Com menos cenas de efeito e ação, eu gosto mais deste segundo filme. A narrativa off do herói Comandante Nascimento, que no primeiro foi criada a posteriori e tinha momentos desajustados, agora vai nos guiando de forma mais confiante e até nos revelando algumas surpresas, sem nunca ser óbvia. Lembrou-me inclusive o trabalho de dois cineastas, os filmes de denuncia de Costa-Gavras (que por acaso foi quem presidiu o júri que deu ao filme o Urso de Ouro em Berlim) e o Poderoso Chefão, de Coppola, na sua eficiente e convincente descrição de uma organização criminosa.
Quando o filme começa, Nascimento (Wagner Moura envelhecido para o personagem e com menos chances de brilhar, tem que ser mais contido, mas não deixa de ser o grande ator de sempre) está sendo vítima de um atentado não se sabe muito bem de quem.
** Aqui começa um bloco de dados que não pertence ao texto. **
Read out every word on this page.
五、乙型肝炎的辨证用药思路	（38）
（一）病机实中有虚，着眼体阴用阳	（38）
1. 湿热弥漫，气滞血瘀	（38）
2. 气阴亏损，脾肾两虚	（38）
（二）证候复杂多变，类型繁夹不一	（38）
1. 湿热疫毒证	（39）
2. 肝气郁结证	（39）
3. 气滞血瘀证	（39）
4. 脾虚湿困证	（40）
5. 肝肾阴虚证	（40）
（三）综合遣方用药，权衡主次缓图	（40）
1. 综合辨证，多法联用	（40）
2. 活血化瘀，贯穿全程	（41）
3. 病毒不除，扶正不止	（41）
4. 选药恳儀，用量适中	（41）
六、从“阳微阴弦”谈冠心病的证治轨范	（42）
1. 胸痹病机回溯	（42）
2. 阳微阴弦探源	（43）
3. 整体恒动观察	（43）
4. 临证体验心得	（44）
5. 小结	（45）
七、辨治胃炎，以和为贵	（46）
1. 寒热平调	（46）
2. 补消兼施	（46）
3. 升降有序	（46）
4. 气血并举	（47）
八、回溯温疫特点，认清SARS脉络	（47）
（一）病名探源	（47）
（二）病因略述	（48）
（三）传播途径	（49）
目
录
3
Em flashback, ele recorda que esteve uma cilada que fez com que descesse para cima, virou subsecretário da Segurança, se dedicando a fortalecer sua organização BOPE (que agora passa a ter menos importância na história) e combater os traficantes. Sem perceber que está cometendo um engano histórico, o poder saiu do tráfico e foi parar nas mãos dos policiais corruptos, as chamadas milícias, e dessa forma são utilizados para conseguir voto e eleições.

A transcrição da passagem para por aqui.